Interview with Karl F. Böhringer

Karl F. Böhringer

Karl F. Böhringer - Professor at University of Washington

How did you get into electronics/ engineering and when did you start?

The first PCs and Macs came out when I was in high school and I was one of the first students who figured out how to program them. I studied computer science and then moved to robotics, microrobotics, and microelectromechanical systems (MEMS).

What are your favorite hardware tools that you use?

In my research, we need a cleanroom with microfabrication equipment. Lithography tools create high-resolution patterns on silicon wafers. Deep reactive ion enhanced (DRIE) plasma etchers can create three-dimensional structures in silicon. Our cleanroom has about fifty advanced tools for all sorts of microfabrication.

What are your favorite software tools that you use?

I use the computer mostly for writing papers and communicating with students and colleagues, but when I do some more scientific work then I like writing Mathematica code to simulate my microsystems or to solve a computational problem.

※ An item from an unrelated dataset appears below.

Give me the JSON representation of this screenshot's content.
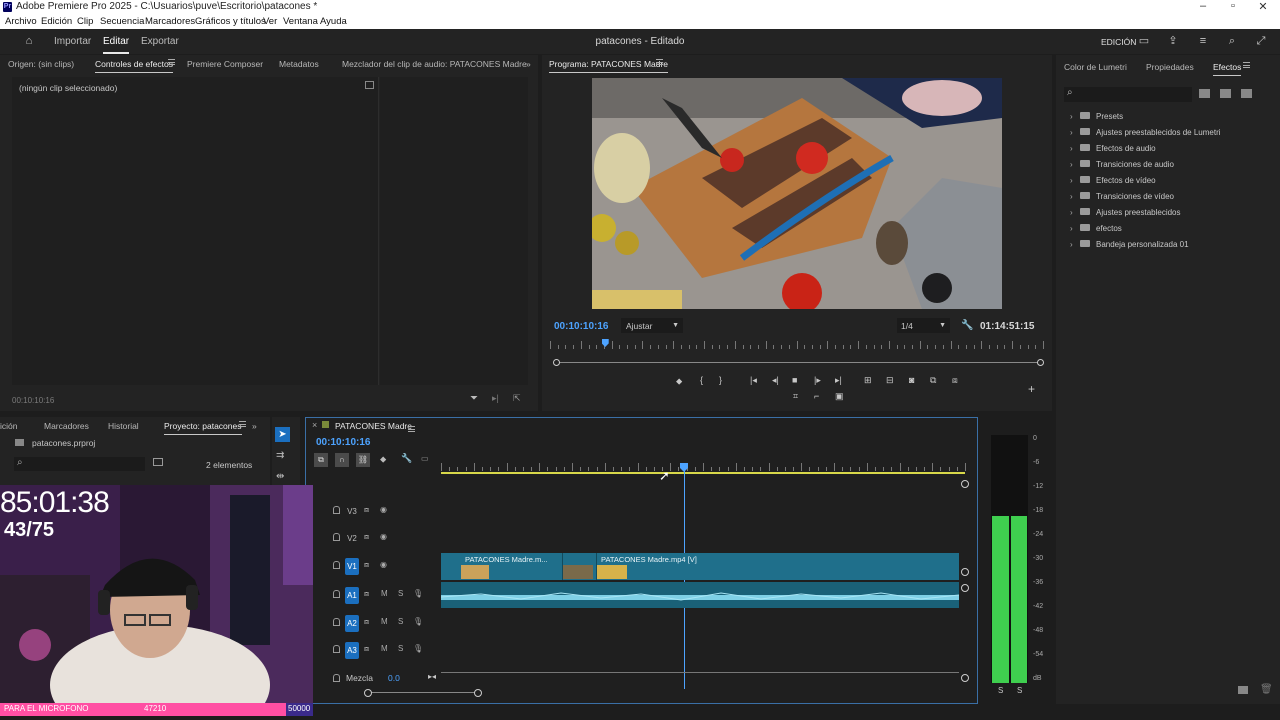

What is the hardest/trickiest bug you have ever fixed?

It may not have been the hardest bug, but just recently I wrote some software to simulate a new kind of microfluidic device that my students and I have been developing. The simulation produced exactly what I wanted to see. By coincidence, one of my students noticed that it produced this result even if the inputs did not make any physical sense. It’s hard to find a bug if it always gives you the result you want.

What is on your bookshelf?

Souvenirs from my travels and visits at my colleagues all over the world. Most technical writing that I read is available online, but I do have also some books on my office shelf.

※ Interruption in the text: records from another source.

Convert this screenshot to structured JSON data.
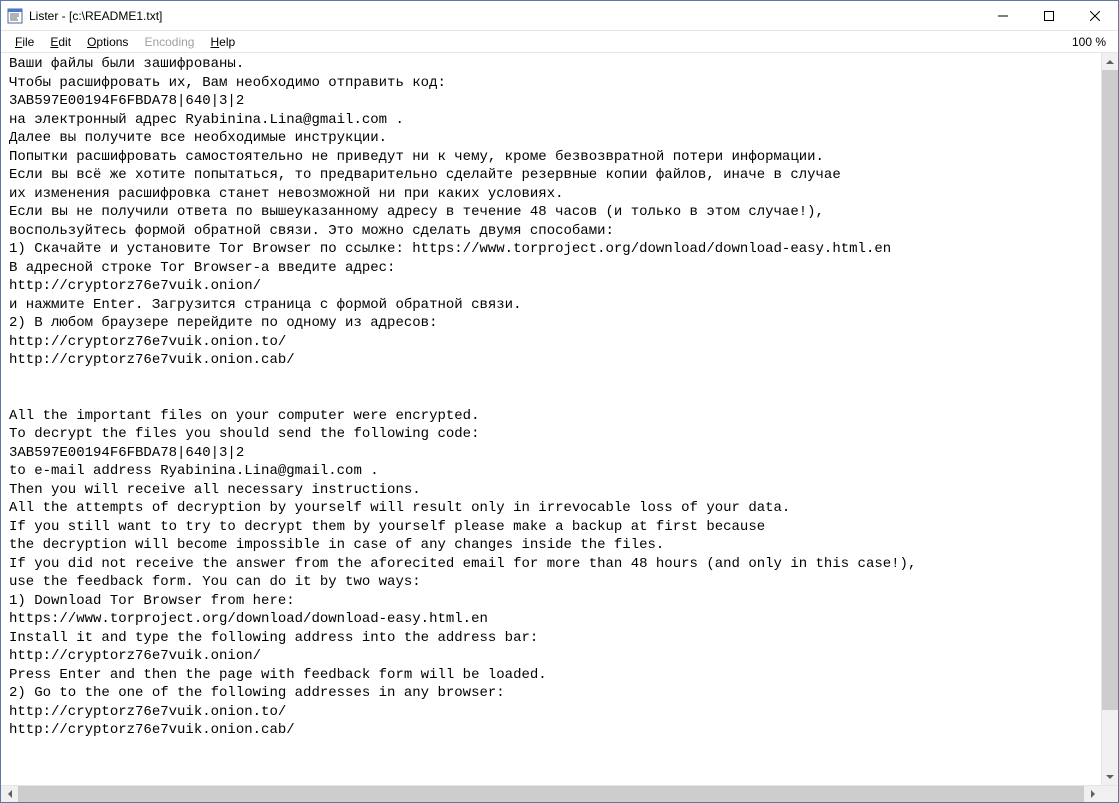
{
  "titlebar": {
    "text": "Lister - [c:\\README1.txt]"
  },
  "menubar": {
    "file": "File",
    "edit": "Edit",
    "options": "Options",
    "encoding": "Encoding",
    "help": "Help",
    "zoom": "100 %"
  },
  "content": "Ваши файлы были зашифрованы.\nЧтобы расшифровать их, Вам необходимо отправить код:\n3AB597E00194F6FBDA78|640|3|2\nна электронный адрес Ryabinina.Lina@gmail.com .\nДалее вы получите все необходимые инструкции.\nПопытки расшифровать самостоятельно не приведут ни к чему, кроме безвозвратной потери информации.\nЕсли вы всё же хотите попытаться, то предварительно сделайте резервные копии файлов, иначе в случае\nих изменения расшифровка станет невозможной ни при каких условиях.\nЕсли вы не получили ответа по вышеуказанному адресу в течение 48 часов (и только в этом случае!),\nвоспользуйтесь формой обратной связи. Это можно сделать двумя способами:\n1) Скачайте и установите Tor Browser по ссылке: https://www.torproject.org/download/download-easy.html.en\nВ адресной строке Tor Browser-а введите адрес:\nhttp://cryptorz76e7vuik.onion/\nи нажмите Enter. Загрузится страница с формой обратной связи.\n2) В любом браузере перейдите по одному из адресов:\nhttp://cryptorz76e7vuik.onion.to/\nhttp://cryptorz76e7vuik.onion.cab/\n\n\nAll the important files on your computer were encrypted.\nTo decrypt the files you should send the following code:\n3AB597E00194F6FBDA78|640|3|2\nto e-mail address Ryabinina.Lina@gmail.com .\nThen you will receive all necessary instructions.\nAll the attempts of decryption by yourself will result only in irrevocable loss of your data.\nIf you still want to try to decrypt them by yourself please make a backup at first because\nthe decryption will become impossible in case of any changes inside the files.\nIf you did not receive the answer from the aforecited email for more than 48 hours (and only in this case!),\nuse the feedback form. You can do it by two ways:\n1) Download Tor Browser from here:\nhttps://www.torproject.org/download/download-easy.html.en\nInstall it and type the following address into the address bar:\nhttp://cryptorz76e7vuik.onion/\nPress Enter and then the page with feedback form will be loaded.\n2) Go to the one of the following addresses in any browser:\nhttp://cryptorz76e7vuik.onion.to/\nhttp://cryptorz76e7vuik.onion.cab/"
}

Do you have any tricks up your sleeve?

Despite the fact that my research is mostly in hardware, I think I am a good programmer. I can make Mathematica do anything I need.

What has been your favorite project?

I’ve been working with arrays of microactuators for a long time, and they are still fun. I built my first batch of devices when I was a grad student at Cornell. Later, I met colleagues at Stanford who had a different design that worked very well. We collaborated on turning these devices into a “smart surface” that could transport small objects and position them precisely without sensor feedback. Later, we turned the microactuator chip upside down and it became a walking microrobot with more than a thousand legs. This robot is still sitting in my office now, ready to go anytime.

Do you have any note-worthy engineering experiences?

I have received quite a few awards, but I was particularly happy to be elected as one of the two co-chairmen of the IEEE MEMS conference, which is one of the best scientific events in our field of research. I like my colleagues very much and among them, there are many friends.

Do you have an experiential stories you would like to share?

We deal with many dangerous chemicals and equipment in our lab, so uneventful days are the best experience for me. I am glad that we have not had any significant incidents in a long time – let’s hope that it stays that way.

What are you currently working on?

I have several research projects in the area of microsystems. For one, I am interested in new techniques to do efficient assembly of very large numbers of very small components. If you have to handle millions of tiny parts, a conventional robot will just take too long. Instead, we are developing massively parallel self-assembly techniques that can achieve similar or better precision than robots. I am also working on various biomedical microdevices.

Can you tell us about your work as the Director of the University of Washington’s Microfabrication Facility?

As the faculty director, I work with my staff and with the university administration to make sure that our Microfabrication Facility provides good service to our “customers” and continuously improves its capabilities. This means communicating with our users, who may be students, university scientists, or industrial researchers. Some PR effort is necessary to get the work out about our great capabilities. It also involves fund-raising for new equipment. Safety is a great concern for us, since we work with many hazardous chemicals and equipment in our facility. Luckily, I have great staff and supportive people in the administration who make my life as director easier.

What direction do you see your business heading in the next few years?

We have ambitious plans for the coming years. We are getting ready for a complete renovation of our facility and a merger with a neighboring lab. Once we are done, which will take more than a year, we will have a truly state-of-the-art facility. It will be the best such facility in the Pacific Northwest of the US.

What challenges do you foresee in our industry?

Microelectromechanical systems (MEMS) have been around since the eighties, but the recent developments in smart phones, portable electronics, and also cars with advanced technology are creating an increasing demand for MEMS now. It is exciting to see that after many years, this technology is really taking off and making an impact in everybody’s life. But it will be a real challenge to duplicate the success of microelectronics, which has followed Moore’s Law for decades. MEMS often rely on physical phenomena that can’t just scaled down by a factor two every year or so.